Mairéad McClean was born and grew up in Beragh, Co Tyrone, Northern Ireland, and has lived and worked for the past 25 years in London. She completed a Post Graduate in Fine Art at the Slade School of Art. She is an award-winning filmmaker who has produced work around the themes of memory, identity and migration. Her recent piece No More, won the inaugural MAC International Art Prize in 2014 and was acquired for the National Collection at The Irish Museum of Modern Art, Dublin, through the Hennessy Art Fund in 2017.
Keith McIntyre is an artist working between Newcastle and the Isle of Berneray in the Outer Hebrides. In Scots Gaelic the word ‘Moladh’ means ‘In praise of…’ and prefixes the place or geographical feature that is to be eulogised or celebrated in poetry or song. The Moladh thematic as a vehicle for narratological speculation around geological phenomena has been driving much of McIntyre’s practice over the past 10 years. McIntyre is a Professor in Creative Practice at the UHI and Chair of Taigh Chearsabhagh Museum and Arts Centre.
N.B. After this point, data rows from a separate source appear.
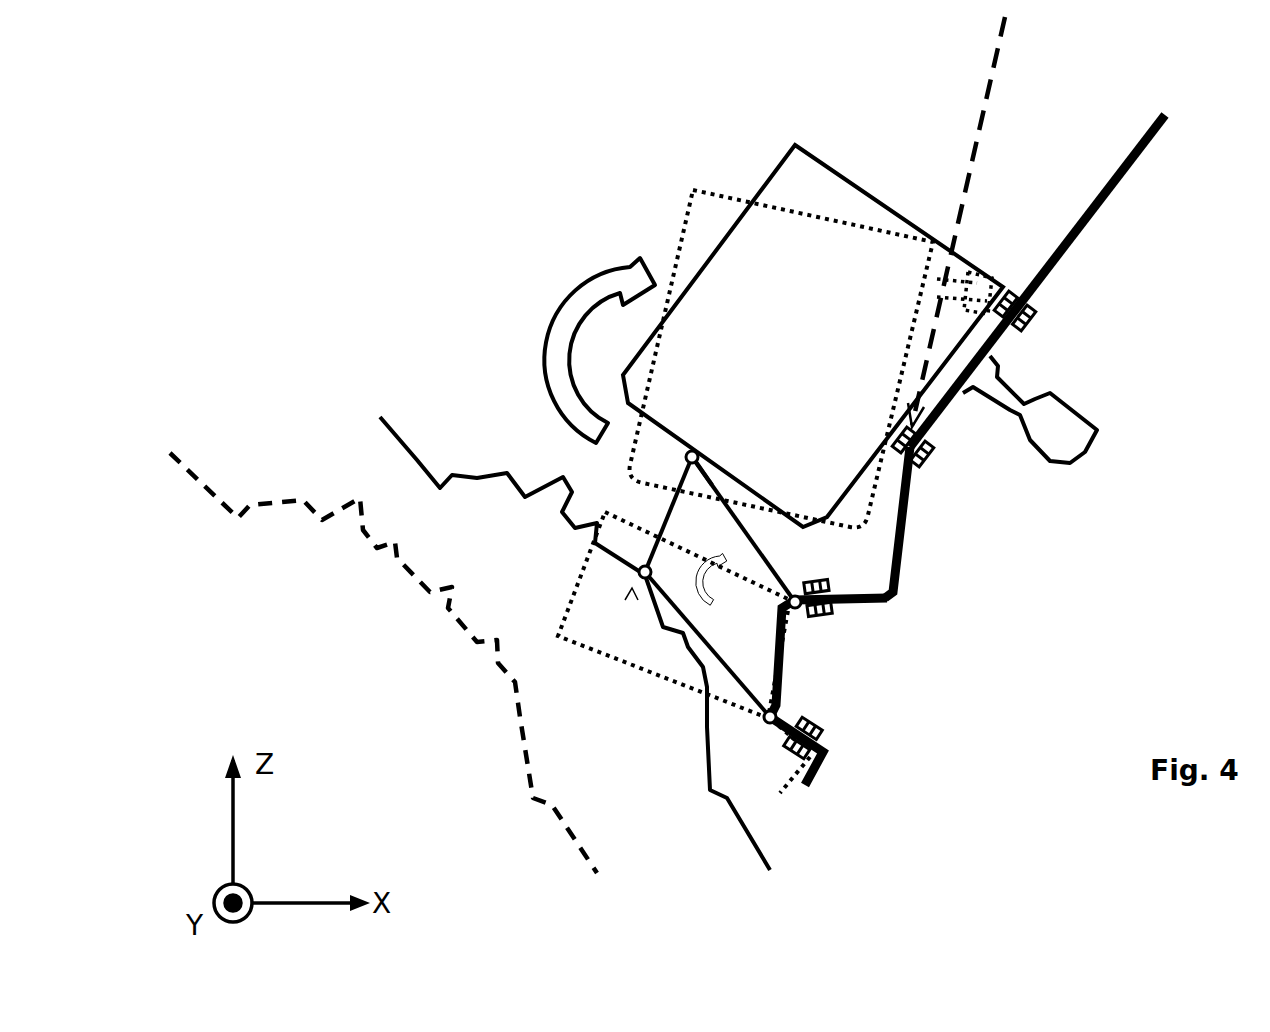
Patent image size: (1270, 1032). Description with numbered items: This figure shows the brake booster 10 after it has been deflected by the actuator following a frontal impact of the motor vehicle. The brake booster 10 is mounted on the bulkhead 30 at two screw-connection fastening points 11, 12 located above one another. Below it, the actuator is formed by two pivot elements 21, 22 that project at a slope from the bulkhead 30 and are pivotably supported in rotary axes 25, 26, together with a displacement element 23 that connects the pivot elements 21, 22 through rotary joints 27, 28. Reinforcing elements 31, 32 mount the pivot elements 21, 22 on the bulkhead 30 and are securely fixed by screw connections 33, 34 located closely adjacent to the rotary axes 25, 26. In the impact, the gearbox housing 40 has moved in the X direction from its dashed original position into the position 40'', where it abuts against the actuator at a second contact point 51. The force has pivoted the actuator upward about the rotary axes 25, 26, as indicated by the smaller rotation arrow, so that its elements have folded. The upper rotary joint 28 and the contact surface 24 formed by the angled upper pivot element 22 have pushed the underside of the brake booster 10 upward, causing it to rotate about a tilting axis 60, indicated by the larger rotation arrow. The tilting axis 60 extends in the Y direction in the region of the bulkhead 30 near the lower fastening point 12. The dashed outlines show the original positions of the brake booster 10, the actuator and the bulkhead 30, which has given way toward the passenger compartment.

The brake booster 10 is at (816, 180).
The fastening point 11 is at (1037, 314).
The lower fastening point 12 is at (947, 450).
The pivot element 21 is at (727, 673).
The upper pivot element 22 is at (742, 507).
The displacement element 23 is at (663, 520).
The contact surface 24 is at (706, 476).
The rotary axis 25 is at (770, 725).
The rotary axis 26 is at (787, 597).
The lower rotary joint 27 is at (636, 578).
The upper rotary joint 28 is at (693, 453).
The bulkhead 30 is at (1127, 180).
The reinforcing element 31 is at (790, 787).
The reinforcing element 32 is at (860, 590).
The screw connection 33 is at (827, 727).
The screw connection 34 is at (833, 610).
The gearbox housing 40 is at (383, 663).
The gearbox housing position 40'' is at (575, 584).
The second contact point 51 is at (632, 588).
The tilting axis 60 is at (913, 470).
Ellis O’Connor is a visual artist working in painting and drawing based on North Uist who graduated in 2015 from Duncan of Jordanstone College of Art & Design with a Master’s Degree in Fine Art and Humanities. Since graduating Ellis has worked in residency programmes including ones in Iceland and Norway whilst exhibiting her work locally and internationally. The work emphasises the fragility and sublimity of the land bringing the line, detail, texture and pattern together. By producing the work Ellis hopes it will give people a chance to connect with the land and respect the nature that is so wild around us, to then cultivate a deeper understanding and inspire others to make a difference. www.ellisoconnor.com
Andrea Luka Zimmerman is the co-founder of the artists’ collectives Vision Machine and Fugitive Images and was the winner of the Artangel Open Award 2014 for the collaborative feature Cyclewith Adrian Jackson (Cardboard Citizens). Andrea’s films include: Erase and Forget (2017, 88mins) which premiered at the 2017 Berlin Film Festival, Estate, a Reverie (2015, 83mins) tracks the passing of the Haggerston Estate in East London and the utopian promise of social housing it once offered, with a spirited celebration of extraordinary everyday humanity, and Taskafa, Stories of the Street (2013, 66mins) explores resistance and co-existence through the lives of the street dogs of Istanbul and is voiced by John Berger.